Channel Dependence, Limited Lookback Windows, and the Simplicity of Datasets: How Biased is Time Series Forecasting?
This work highlights a bias in time-series forecasting research that could mislead progress, addressing researchers in the field.
The paper challenges the representativeness of current time-series forecasting evaluation scenarios, showing they are biased by simple datasets and that channel interactions become crucial for performance on more complex data, with Crossformer identified as SOTA and FaCT proposed as an efficient alternative.

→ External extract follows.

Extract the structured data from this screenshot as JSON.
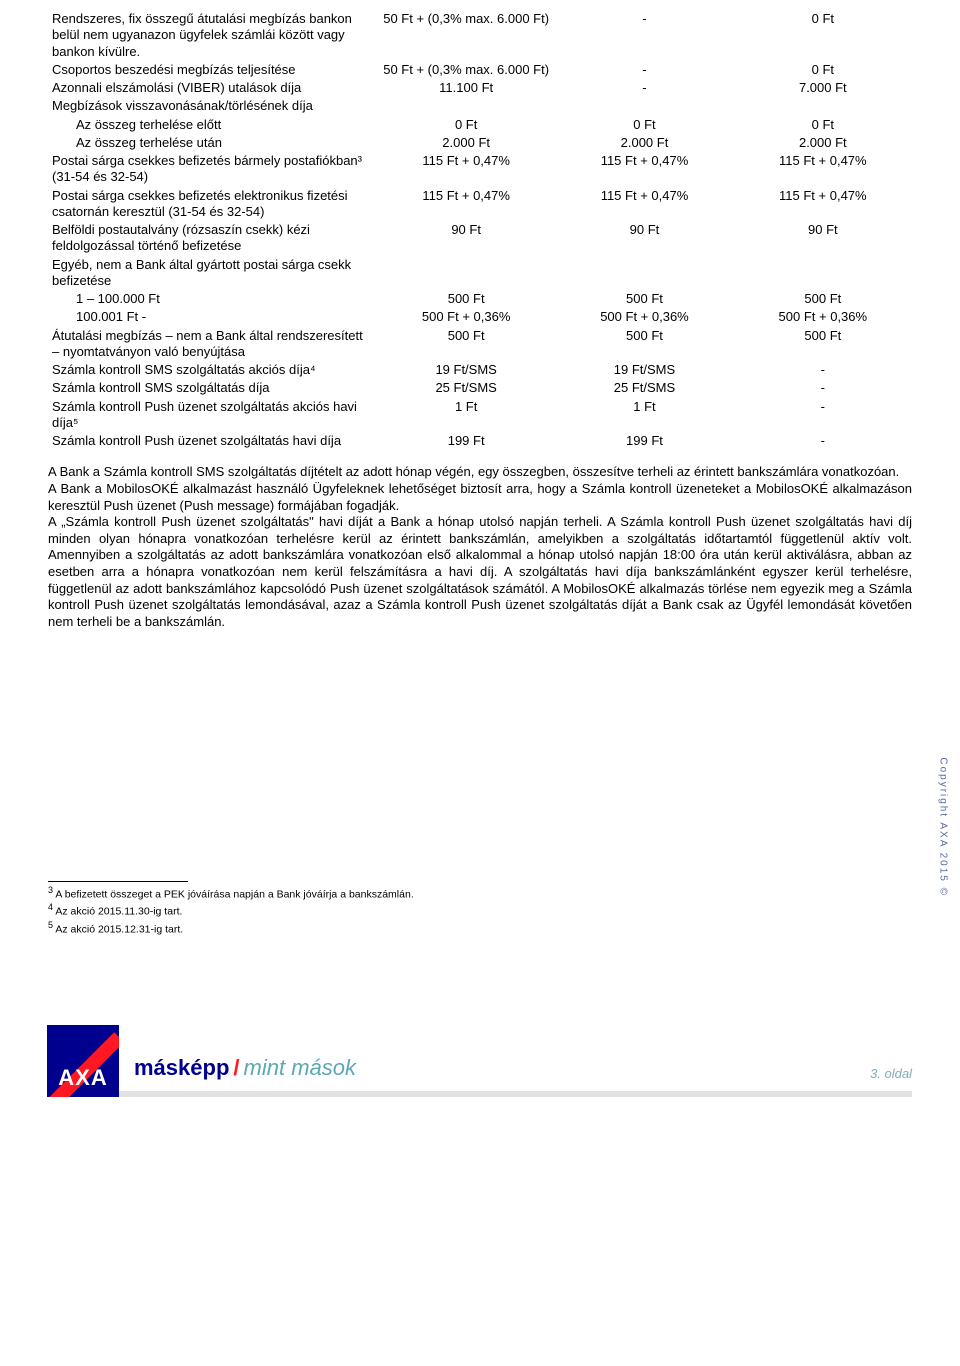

Time-series forecasting research has converged to a small set of datasets and a standardized collection of evaluation scenarios. Such a standardization is to a specific extent needed for comparable research. However, the underlying assumption is, that the considered setting is a representative for the problem as a whole. In this paper, we challenge this assumption and show that the current scenario gives a strongly biased perspective on the state of time-series forecasting research. To be more detailed, we show that the current evaluation scenario is heavily biased by the simplicity of the current datasets. We furthermore emphasize, that when the lookback-window is properly tuned, current models usually do not need any information flow across channels. However, when using more complex benchmark data, the situation changes: Here, modeling channel-interactions in a sophisticated manner indeed enhances performances. Furthermore, in this complex evaluation scenario, Crossformer, a method regularly neglected as an important baseline, is the SOTA method for time series forecasting. Based on this, we present the Fast Channel-dependent Transformer (FaCT), a simplified version of Crossformer which closes the runtime gap between Crossformer and TimeMixer, leading to an efficient model for complex forecasting datasets.